Nel gennaio del 2001, le testate giornalistiche italiane titolavano all’unisono sulla misteriosa scomparsa della contessa Francesca Vacca Agusta. Alle sette del mattino, in una di quelle fredde giornate invernali, la donna svaniva nel nulla tra gli alberi del giardino della sua Villa Altachiara a Portofino. Da quel momento, le indagini sulla sua sparizione ottennero un’attenzione mediatica senza precedenti, trasformando il caso della contessa nel primo grande fatto di cronaca nera degli anni Duemila. È proprio da questo episodio che nasce Portofino Blues di Valerio Aiolli edito da Voland, romanzo candidato al Premio Strega 2025.
Ma la realtà cambia in base ai punti di vista ed è così che un grande episodio della storia italiana si trasforma in un nodo narrativo in cui si incrociano esistenze diverse, luoghi lontani e memorie collettive, come piccole tessere di un mosaico più grande. «È una storia che ha fatto un’epoca perché lì per lì ebbe un interesse mediatico enorme. Le televisioni ne parlavano continuamente e anche i giornali. Quindi era un episodio che si era fissato nella memoria della popolazione», spiega l’autore.
I personaggi di Aiolli — Maurizio, Tirsi, Susanna e Francesca — non sono semplici figure narrative, ma punti di intersezione con altri mondi che si incrociano tutti tra le pagine del libro: «Ciò che mi ha spinto a occuparmene è stata la sua capacità, attraverso le vicende di tutte le persone che sono coinvolte nella storia, di raccontare un pezzo della storia italiana, ma anche internazionale in maniera molto viva. E quindi attraverso la storia della famiglia Agusta ho avuto la possibilità di raccontare il periodo del miracolo economico, con quella di Maurizio il periodo di Tangentopoli, attraverso la storia di Tirsi ho potuto parlare del Messico dei ricchi e, con Francesca, il jet set italiano degli anni ’70, ’80 e ’90».
Non è solo una ricostruzione storica e documentaria, lo spirito più libero e letterario riemerge nei dialoghi dei protagonisti, nella descrizione dei loro vizi e difetti, nel loro essere umani: «È un po’ il lavoro dello scrittore quello di andare tra le pieghe della realtà, che sia una realtà effettivamente avvenuta o una realtà magari privata.- dice Aiolli – Spesso i romanzieri scrivono di cose personali o addirittura immaginate, in tutti i casi con l’immedesimazione, con analisi e con la potenza immaginativa di mettersi nei panni di ognuno dei personaggi per cercare di far emergere il loro lato umano, che è anche quello più interessante».
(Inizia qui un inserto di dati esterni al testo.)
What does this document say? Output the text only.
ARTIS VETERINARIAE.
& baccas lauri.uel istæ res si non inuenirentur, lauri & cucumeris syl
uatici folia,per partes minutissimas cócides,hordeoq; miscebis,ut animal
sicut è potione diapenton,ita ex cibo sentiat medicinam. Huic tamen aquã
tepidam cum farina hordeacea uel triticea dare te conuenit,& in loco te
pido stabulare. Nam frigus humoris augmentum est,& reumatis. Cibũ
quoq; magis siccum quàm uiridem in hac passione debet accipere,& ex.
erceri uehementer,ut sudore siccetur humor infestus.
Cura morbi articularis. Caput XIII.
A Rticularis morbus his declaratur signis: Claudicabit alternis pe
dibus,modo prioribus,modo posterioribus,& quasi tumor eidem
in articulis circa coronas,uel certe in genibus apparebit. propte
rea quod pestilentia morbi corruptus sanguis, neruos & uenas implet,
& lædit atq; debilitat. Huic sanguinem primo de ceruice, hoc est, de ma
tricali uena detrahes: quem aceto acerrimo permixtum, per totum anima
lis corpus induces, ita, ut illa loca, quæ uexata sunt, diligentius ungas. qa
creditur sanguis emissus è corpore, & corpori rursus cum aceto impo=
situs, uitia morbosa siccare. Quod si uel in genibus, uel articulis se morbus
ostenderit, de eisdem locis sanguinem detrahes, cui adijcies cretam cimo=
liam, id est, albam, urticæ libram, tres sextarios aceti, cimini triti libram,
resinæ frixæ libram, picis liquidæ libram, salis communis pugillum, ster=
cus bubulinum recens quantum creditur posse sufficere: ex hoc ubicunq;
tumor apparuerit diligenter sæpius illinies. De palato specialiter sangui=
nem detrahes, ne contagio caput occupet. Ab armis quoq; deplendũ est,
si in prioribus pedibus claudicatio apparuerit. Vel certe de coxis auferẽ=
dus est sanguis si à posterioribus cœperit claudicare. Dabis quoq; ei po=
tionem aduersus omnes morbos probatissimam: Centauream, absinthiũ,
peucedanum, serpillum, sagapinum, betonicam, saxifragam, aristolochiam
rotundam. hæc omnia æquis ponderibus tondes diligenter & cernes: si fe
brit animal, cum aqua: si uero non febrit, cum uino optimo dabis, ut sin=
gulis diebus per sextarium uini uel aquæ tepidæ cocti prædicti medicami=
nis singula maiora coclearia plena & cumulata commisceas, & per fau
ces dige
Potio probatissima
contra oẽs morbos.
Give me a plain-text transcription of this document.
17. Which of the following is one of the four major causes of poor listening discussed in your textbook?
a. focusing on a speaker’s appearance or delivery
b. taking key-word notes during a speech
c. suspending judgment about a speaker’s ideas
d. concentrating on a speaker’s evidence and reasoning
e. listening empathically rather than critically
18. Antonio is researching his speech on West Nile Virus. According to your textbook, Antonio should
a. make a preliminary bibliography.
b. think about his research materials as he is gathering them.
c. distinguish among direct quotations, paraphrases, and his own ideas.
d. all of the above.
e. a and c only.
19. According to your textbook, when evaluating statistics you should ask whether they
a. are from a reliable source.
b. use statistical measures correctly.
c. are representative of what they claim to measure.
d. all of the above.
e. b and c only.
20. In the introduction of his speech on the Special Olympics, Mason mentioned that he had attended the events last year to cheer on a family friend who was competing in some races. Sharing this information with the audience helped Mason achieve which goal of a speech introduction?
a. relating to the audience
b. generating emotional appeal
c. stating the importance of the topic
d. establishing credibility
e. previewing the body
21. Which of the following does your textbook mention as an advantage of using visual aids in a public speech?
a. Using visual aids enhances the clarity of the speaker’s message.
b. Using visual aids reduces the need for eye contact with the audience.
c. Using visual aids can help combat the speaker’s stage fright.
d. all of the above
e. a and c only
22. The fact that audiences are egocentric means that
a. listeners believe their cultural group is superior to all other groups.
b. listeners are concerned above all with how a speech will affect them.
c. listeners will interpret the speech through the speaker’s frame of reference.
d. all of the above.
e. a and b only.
L’autore crea una continua tensione tra la verità dei fatti e una finzione funzionale che dà profondità psicologica agli attori principali del caso di cronaca. Ma la narrazione non perde mai di vista la realtà, l’autore si sente parte di entrambe ed è coinvolto nel racconto intervenendo in prima persona: «Già nel primo capitolo c’è un narratore che racconta un pezzo di una storia che apparentemente poi non ha molta attinenza il resto, è come se racchiudesse in sé un po’ di elementi che hanno a che fare con tutta con tutta la vicenda che seguirà», dice lo scrittore. Un gioco di connessioni che non risparmia nessuno, tantomeno il suo creatore. Il romanzo genera una rete intricata che illumina una grande storia comune, regala un racconto lineare e complesso di un’esperienza polifonica attraverso la molteplicità delle sue voci, riordinate con sensibilità e visione letteraria dalle mani di Valerio Aiolli.